Una joya inigualable, la Señora de Cañete y dos Grandes de la ciudad: la Virgen de las Angustias y la Virgen de la Luz, conformaron un triángulo sempiterno para el tiempo por la historia que llevan escribiendo y la que acaban de empezar a escribir ahora.
La salida, increíblemente silenciosa, ante el numeroso público que empezó a abarrotar el puente de piedra sobre el río, imbricarse en el barrio de la Trinidad, con su jardincillo, su puente sobre las aguas del Huécar y su ascenso por Palafox hacia arriba.
Todos aplaudieron ese paso, encabezando el cortejo señorial, la de la Zarza, a un paso medido y bien aprendido, con la orgullosa presencia de sus banceros, entre mujeres y hombres, seguros de lo que portaban y hacia donde iban.
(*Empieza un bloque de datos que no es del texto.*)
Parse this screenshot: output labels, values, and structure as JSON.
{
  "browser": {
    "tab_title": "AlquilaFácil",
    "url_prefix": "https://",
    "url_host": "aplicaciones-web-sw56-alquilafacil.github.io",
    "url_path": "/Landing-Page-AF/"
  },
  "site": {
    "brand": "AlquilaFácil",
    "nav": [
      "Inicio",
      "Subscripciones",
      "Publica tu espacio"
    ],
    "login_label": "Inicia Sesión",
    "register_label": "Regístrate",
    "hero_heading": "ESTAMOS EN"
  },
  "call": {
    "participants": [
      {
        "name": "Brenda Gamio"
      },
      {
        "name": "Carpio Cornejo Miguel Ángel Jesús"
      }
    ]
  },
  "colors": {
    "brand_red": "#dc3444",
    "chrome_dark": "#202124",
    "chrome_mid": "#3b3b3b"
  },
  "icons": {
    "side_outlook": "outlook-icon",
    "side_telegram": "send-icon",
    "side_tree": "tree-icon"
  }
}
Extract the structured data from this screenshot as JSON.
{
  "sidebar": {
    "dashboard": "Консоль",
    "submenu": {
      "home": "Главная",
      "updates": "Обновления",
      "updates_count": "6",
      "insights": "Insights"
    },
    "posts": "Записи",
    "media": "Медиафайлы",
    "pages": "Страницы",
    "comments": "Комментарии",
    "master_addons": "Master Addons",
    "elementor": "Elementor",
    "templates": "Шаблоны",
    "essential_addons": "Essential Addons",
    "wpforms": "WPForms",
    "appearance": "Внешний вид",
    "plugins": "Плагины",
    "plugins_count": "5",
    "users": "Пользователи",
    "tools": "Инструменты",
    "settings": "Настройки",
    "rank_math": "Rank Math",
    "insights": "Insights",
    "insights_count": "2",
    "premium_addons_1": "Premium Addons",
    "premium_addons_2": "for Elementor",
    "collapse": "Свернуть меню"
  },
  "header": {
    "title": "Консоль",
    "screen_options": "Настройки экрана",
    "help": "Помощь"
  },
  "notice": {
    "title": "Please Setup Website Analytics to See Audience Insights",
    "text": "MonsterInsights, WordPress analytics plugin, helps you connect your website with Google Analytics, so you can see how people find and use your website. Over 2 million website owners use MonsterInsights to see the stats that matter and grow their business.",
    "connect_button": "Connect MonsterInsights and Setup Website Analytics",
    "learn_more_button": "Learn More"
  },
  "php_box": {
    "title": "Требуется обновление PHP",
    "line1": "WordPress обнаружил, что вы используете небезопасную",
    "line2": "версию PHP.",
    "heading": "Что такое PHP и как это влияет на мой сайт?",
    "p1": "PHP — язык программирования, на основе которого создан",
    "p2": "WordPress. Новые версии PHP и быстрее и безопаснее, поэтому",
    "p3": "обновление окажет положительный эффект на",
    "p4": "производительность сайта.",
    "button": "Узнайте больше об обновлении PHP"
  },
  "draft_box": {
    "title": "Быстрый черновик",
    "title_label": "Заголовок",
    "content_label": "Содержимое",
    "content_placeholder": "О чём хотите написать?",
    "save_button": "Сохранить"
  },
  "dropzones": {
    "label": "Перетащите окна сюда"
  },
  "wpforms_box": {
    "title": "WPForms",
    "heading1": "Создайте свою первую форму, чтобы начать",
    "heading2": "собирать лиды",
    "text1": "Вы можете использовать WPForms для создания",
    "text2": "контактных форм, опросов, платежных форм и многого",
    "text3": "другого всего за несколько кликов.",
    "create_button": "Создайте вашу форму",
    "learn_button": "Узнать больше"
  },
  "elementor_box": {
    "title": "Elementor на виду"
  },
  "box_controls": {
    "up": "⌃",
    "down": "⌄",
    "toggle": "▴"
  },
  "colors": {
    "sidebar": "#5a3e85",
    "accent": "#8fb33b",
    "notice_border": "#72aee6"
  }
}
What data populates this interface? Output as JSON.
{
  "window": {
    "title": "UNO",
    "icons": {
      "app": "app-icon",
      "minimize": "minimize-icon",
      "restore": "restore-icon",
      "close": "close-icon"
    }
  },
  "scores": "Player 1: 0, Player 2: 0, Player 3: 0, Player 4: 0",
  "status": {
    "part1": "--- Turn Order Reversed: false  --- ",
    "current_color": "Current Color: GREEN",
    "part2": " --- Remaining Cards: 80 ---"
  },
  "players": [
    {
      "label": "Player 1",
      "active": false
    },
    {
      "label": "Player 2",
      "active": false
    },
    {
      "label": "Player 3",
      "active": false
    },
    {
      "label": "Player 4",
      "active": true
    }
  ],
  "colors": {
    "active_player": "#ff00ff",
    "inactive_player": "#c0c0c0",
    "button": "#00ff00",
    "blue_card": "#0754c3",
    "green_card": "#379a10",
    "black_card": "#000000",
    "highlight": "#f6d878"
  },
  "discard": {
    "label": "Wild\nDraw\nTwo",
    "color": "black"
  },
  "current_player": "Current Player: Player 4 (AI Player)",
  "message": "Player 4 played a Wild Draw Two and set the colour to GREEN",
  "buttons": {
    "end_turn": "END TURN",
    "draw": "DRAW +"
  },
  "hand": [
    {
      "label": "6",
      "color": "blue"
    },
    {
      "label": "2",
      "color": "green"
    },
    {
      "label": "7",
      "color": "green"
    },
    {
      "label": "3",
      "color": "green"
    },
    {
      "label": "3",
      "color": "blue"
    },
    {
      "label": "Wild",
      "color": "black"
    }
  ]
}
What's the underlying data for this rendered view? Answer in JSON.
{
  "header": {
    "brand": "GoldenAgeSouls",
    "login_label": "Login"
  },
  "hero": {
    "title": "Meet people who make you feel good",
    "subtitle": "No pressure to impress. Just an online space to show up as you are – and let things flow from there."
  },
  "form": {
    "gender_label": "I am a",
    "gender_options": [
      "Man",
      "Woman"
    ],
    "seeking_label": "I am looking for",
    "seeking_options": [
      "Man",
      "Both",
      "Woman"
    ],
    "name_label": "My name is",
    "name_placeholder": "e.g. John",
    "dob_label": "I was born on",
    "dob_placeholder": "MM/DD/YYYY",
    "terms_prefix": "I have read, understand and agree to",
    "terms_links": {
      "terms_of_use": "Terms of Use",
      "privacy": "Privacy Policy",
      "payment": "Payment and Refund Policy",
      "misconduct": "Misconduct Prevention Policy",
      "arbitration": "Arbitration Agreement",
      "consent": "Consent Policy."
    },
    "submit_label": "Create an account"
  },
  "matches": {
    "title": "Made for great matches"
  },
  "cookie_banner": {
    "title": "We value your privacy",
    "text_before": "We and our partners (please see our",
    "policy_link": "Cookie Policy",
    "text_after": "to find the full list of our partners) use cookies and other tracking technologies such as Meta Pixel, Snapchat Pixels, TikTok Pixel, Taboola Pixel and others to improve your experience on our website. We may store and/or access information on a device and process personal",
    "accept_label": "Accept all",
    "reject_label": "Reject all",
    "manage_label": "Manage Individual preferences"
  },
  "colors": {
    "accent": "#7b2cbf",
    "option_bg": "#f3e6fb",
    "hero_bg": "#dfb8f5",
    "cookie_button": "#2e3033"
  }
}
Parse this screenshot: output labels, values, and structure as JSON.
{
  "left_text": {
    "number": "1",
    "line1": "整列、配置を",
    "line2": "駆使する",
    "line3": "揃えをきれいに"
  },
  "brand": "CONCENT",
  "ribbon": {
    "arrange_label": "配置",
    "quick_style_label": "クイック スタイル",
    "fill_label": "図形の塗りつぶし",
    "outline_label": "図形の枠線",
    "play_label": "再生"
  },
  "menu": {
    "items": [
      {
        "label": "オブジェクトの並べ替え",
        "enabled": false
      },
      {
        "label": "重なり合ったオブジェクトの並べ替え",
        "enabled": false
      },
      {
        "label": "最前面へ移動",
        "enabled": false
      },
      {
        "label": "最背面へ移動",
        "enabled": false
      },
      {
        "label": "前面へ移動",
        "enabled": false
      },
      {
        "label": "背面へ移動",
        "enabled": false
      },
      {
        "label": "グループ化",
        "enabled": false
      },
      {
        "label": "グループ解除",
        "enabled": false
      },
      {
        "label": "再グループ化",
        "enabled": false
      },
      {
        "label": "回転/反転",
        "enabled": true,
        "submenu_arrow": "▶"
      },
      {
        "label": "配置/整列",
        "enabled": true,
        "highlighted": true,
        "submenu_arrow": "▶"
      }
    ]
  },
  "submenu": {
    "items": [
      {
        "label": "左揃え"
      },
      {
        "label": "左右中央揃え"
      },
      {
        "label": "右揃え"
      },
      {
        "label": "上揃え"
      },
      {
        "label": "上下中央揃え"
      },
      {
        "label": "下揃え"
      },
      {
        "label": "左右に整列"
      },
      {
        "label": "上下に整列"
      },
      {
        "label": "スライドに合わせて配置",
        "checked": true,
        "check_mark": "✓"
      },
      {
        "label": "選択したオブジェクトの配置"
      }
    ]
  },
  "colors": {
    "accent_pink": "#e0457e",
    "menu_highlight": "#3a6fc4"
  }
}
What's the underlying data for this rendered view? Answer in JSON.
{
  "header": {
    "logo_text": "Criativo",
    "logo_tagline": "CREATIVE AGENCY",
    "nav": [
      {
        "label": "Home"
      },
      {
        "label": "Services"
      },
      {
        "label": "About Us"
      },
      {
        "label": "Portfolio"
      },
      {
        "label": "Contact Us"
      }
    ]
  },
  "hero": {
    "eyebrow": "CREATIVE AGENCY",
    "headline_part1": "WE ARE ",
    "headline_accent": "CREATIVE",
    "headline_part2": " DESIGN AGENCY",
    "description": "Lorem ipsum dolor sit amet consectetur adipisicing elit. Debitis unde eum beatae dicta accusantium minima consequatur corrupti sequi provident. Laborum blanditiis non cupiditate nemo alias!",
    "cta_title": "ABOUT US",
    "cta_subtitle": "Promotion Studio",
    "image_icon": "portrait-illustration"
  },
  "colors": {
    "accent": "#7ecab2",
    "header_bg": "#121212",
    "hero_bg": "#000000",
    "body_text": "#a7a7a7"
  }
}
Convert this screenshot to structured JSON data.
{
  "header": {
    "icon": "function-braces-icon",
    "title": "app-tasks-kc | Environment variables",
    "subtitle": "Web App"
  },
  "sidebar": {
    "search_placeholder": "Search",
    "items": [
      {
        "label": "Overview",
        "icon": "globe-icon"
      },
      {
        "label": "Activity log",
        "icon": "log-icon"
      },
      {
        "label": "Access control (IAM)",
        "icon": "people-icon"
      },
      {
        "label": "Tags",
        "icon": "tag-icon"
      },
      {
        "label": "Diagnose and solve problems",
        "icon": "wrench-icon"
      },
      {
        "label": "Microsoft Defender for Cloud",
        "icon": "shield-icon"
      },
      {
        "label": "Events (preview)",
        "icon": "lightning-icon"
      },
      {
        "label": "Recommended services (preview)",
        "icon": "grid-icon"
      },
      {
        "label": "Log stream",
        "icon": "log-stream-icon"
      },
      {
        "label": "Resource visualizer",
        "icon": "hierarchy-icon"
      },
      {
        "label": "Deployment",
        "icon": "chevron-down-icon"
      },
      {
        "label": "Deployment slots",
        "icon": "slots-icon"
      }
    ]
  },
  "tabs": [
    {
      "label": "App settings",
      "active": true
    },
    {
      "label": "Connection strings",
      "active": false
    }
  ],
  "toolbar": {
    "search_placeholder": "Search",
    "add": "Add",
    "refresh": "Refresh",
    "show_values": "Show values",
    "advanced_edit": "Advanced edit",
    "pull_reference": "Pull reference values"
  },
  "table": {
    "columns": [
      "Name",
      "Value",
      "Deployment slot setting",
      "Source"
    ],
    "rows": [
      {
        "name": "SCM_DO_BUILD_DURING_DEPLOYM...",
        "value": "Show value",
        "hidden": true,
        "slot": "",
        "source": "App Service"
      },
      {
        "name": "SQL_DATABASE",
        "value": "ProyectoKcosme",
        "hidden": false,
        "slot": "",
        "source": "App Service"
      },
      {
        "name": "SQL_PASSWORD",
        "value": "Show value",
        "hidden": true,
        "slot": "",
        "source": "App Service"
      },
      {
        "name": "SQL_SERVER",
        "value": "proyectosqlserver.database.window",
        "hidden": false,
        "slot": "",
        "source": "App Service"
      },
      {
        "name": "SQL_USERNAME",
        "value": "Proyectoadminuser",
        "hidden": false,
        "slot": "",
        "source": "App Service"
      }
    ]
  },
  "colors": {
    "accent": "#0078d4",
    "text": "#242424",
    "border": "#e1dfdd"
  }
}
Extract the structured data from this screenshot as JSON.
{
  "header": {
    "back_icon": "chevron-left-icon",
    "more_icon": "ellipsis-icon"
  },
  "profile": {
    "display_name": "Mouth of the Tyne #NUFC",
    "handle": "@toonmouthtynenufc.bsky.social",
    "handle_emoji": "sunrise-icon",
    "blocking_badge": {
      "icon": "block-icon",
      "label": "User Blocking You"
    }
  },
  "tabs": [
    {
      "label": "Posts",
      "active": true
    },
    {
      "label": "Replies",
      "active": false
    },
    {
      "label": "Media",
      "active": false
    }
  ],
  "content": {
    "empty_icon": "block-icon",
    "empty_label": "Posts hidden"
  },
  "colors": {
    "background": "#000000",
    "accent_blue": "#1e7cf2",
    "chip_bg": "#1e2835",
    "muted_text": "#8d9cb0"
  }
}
Sin más música que el sonido de las horquillas y caminando hacia el Cielo de esa plaza mayor que los recibiría hacia las doce del mediodía. La catedral, ese Museo vivo de la Historia pasada y presente, abría sus puertas para albergar a quien cambiaba por un día, su pequeña y acogedora ermita al lado del río Tinte, con la nave lateral derecha de una catedral solemne en arte y espiritualidad. Bajo, las vidrieras de Gustavo Torner donde se colocaba la de la Zarza y a su lado, la de las Angustias y la de la Luz.
Luego, bajaría hacia el punto de encuentro, hacia el lugar de partida, y allí saludaría también a la Virgen de Riánsares, otra Señora de pueblo que también –aunque solamente por la tarde- quiso ofrecer su vasallaje a la que homenaje recibía.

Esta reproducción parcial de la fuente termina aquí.